Laureate Erasmus Prize 2022

Theme: Mending a torn world

The Praemium Erasmianum Foundation has awarded the Erasmus Prize 2022 to the Israeli writer David Grossman. The theme of this year’s prize is ‘Mending a torn world.’ No one embodies this theme better than Grossman. In his work he seeks to understand people from within, and to regard the other with love, across borders of war and history. The Praemium Erasmianum Foundation wants to honour his craft and offer readers an opportunity to discover his work (once again): ‘as consolation, and as a guide to how to be human.’

Born in Jerusalem in 1954, David Grossman has some twenty publications to his name, ranging from novels and children’s books to collections of essays and travel books. He has demonstrated extraordinary courage in tackling uncomfortable political subjects, among them daily life in occupied territories and the Palestinian minority in Israel, as well as themes such as friendship, living with the past, and the bonds that link generations. In his writing Grossman connects the personal and the universal. He shows mourning, violence and the loss of humanity, not as specifically geographical problems, but as universal human struggles. That makes him, like Erasmus, a true humanist: Grossman reveals the nakedness and fallibility of humankind, noble and monstrous in equal measure. His forgiving way of capturing characters changes readers.

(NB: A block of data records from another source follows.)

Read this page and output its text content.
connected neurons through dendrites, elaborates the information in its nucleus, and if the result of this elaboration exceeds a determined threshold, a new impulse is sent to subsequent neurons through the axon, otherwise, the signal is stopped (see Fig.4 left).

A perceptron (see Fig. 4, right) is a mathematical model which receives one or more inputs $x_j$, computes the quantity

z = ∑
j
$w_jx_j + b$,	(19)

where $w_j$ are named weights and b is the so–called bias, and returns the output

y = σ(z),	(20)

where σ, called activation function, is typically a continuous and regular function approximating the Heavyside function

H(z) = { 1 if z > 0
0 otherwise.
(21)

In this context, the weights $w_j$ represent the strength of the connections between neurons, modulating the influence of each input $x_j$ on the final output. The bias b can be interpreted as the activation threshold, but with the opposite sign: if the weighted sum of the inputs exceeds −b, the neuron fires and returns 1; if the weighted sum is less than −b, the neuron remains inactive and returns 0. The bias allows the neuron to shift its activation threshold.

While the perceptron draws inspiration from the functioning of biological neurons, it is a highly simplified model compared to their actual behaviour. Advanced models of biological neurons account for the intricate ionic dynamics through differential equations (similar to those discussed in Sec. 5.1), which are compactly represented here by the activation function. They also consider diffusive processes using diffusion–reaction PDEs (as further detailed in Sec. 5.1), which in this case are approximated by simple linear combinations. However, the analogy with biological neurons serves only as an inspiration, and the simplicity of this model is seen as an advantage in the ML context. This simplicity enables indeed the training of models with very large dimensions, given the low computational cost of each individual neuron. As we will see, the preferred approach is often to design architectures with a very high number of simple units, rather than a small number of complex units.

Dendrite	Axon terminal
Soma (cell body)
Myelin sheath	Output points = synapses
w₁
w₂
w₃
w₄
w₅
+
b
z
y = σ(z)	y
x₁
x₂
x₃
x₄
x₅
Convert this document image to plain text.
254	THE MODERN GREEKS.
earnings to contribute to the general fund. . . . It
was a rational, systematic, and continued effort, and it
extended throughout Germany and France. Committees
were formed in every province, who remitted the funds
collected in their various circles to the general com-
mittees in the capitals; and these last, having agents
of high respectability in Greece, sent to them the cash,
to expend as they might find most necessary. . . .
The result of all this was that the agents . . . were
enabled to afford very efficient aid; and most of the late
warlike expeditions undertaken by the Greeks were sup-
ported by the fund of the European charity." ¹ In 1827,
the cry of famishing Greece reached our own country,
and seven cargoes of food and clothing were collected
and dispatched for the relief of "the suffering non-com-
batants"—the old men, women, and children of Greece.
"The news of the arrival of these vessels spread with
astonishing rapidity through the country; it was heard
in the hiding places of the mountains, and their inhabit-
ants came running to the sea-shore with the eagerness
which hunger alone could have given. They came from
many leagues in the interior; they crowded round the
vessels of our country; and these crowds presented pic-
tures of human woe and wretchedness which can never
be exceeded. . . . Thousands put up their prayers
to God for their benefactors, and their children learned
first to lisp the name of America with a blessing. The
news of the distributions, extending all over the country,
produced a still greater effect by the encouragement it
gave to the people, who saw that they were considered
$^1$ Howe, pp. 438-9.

David Grossman started out as a radio presenter before rising to international prominence in 1989 with his novel See Under: Love, about the Shoah as seen through the eyes of a child. He has frequently voiced his support for peace in the Middle East. In 2006 he joined with Amos Oz in calling for an end to attacks on Lebanon, soon after which his own son was killed in action in the same war. That event became the subject of his 2011 book Falling Out of Time, which was adapted for the stage on numerous occasions. Grossman has been the recipient of various literary awards, including the Prix Médicis Étranger, the Peace Prize of the German Book Trade and the Geschwister-Scholl-Preis. His 2015 novel A Horse Walks Into a Bar won the prestigious Man Booker International Prize and received rave reviews around the world.